Web developers load many different script assets to their sites, and those scripts can then load other assets. Some of those assets are versioned and their content's integrity can be validated using Subresource Integrity or using Content Security Policy hashes. But other assets are dynamic, ever-green scripts that can be updated by their provider at any moment. The web platform has no means of validating the integrity of such scripts, neither in reporting nor in enforcement mode.

At the same time, upcoming security standards require web developers to maintain an up to date inventory of all scripts that execute in the context of their payment page documents, and have a mechanism to validate their integrity.

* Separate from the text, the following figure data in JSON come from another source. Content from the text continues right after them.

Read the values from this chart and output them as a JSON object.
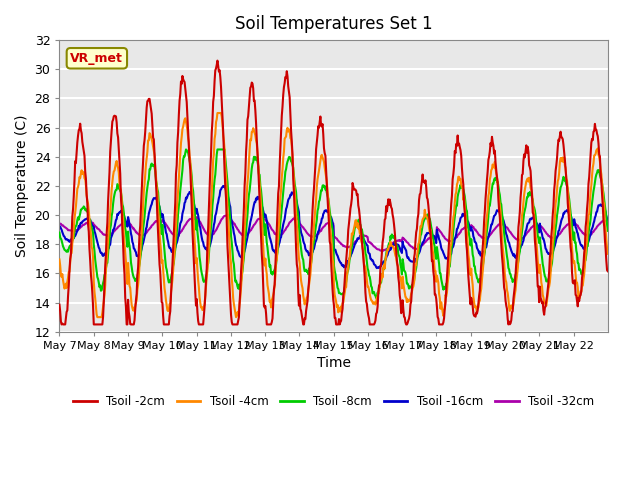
{
  "title": "Soil Temperatures Set 1",
  "xlabel": "Time",
  "ylabel": "Soil Temperature (C)",
  "ylim": [
    12,
    32
  ],
  "yticks": [
    12,
    14,
    16,
    18,
    20,
    22,
    24,
    26,
    28,
    30,
    32
  ],
  "xtick_labels": [
    "May 7",
    "May 8",
    "May 9",
    "May 10",
    "May 11",
    "May 12",
    "May 13",
    "May 14",
    "May 15",
    "May 16",
    "May 17",
    "May 18",
    "May 19",
    "May 20",
    "May 21",
    "May 22"
  ],
  "colors": {
    "Tsoil -2cm": "#cc0000",
    "Tsoil -4cm": "#ff8800",
    "Tsoil -8cm": "#00cc00",
    "Tsoil -16cm": "#0000cc",
    "Tsoil -32cm": "#aa00aa"
  },
  "lw": 1.5,
  "plot_bg_color": "#e8e8e8",
  "grid_color": "#ffffff",
  "annotation_text": "VR_met",
  "annotation_color": "#cc0000",
  "annotation_bg": "#ffffcc",
  "annotation_border": "#888800"
}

In the absence of better mechanisms, developers and merchants will need to settle for lower fidelity security guarantees — e.g. offline hash verification through crawling. Such mechanisms leave a lot to be desired in terms of their coverage, while at the same time add a lot of implementation complexity. We need a better path.

Proposal

A new Reporting API feature could be used to send reports of all scripts executed in the context of the relevant document, including their URLs and their hashes (for CORS-enabled resources).

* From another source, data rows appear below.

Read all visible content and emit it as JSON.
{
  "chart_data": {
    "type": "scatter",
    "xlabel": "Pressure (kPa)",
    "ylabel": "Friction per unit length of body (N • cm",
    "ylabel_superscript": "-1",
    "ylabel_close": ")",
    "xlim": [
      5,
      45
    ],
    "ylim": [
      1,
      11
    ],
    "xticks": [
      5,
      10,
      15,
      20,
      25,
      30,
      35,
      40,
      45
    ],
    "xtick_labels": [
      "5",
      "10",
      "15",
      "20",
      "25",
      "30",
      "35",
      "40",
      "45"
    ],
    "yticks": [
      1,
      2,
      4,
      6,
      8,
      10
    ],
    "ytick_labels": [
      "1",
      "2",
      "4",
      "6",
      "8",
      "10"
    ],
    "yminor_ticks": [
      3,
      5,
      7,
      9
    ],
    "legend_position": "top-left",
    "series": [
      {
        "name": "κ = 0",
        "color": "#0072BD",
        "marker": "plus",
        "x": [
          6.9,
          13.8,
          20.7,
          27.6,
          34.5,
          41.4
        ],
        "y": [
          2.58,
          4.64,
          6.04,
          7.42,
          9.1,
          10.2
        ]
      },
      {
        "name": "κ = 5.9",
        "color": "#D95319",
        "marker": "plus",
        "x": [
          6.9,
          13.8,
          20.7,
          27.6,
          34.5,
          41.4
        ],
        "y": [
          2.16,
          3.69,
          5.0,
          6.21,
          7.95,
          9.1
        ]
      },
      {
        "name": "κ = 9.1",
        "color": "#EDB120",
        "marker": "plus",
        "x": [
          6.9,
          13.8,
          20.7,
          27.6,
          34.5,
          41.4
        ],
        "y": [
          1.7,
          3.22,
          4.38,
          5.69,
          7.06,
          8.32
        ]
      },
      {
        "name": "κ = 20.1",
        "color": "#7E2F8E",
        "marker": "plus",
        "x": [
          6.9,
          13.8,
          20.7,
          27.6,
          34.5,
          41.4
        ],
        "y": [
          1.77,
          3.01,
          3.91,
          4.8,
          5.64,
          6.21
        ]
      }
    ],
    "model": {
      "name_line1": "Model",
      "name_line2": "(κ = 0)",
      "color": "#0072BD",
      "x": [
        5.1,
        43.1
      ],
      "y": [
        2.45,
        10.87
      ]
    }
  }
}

Read the complete Explainer for more details.

Feedback

I welcome feedback in this thread, but encourage you to file bugs against the Explainer repo.

rektide commented 3 days ago

I don't love how this is a manifest of things loaded (data) but also a protocol, a way to send it somewhere. Why build a new side channel for specific data like that? It feels like this should be an unopinionated data source and there can be various transports and perhaps this reporting api transport can be one example way of sending. But combining the means to access with the specific new transport here feels un-giod, creating more fractal ways of information exposure.

See also works like Content Index. Different use case but it nicely exposed API for registering & discovering/listing content. I feel like this use case would be more broadly & better served by having a similar pattern of registration, rather than being tied to a specific means of sending data upstream.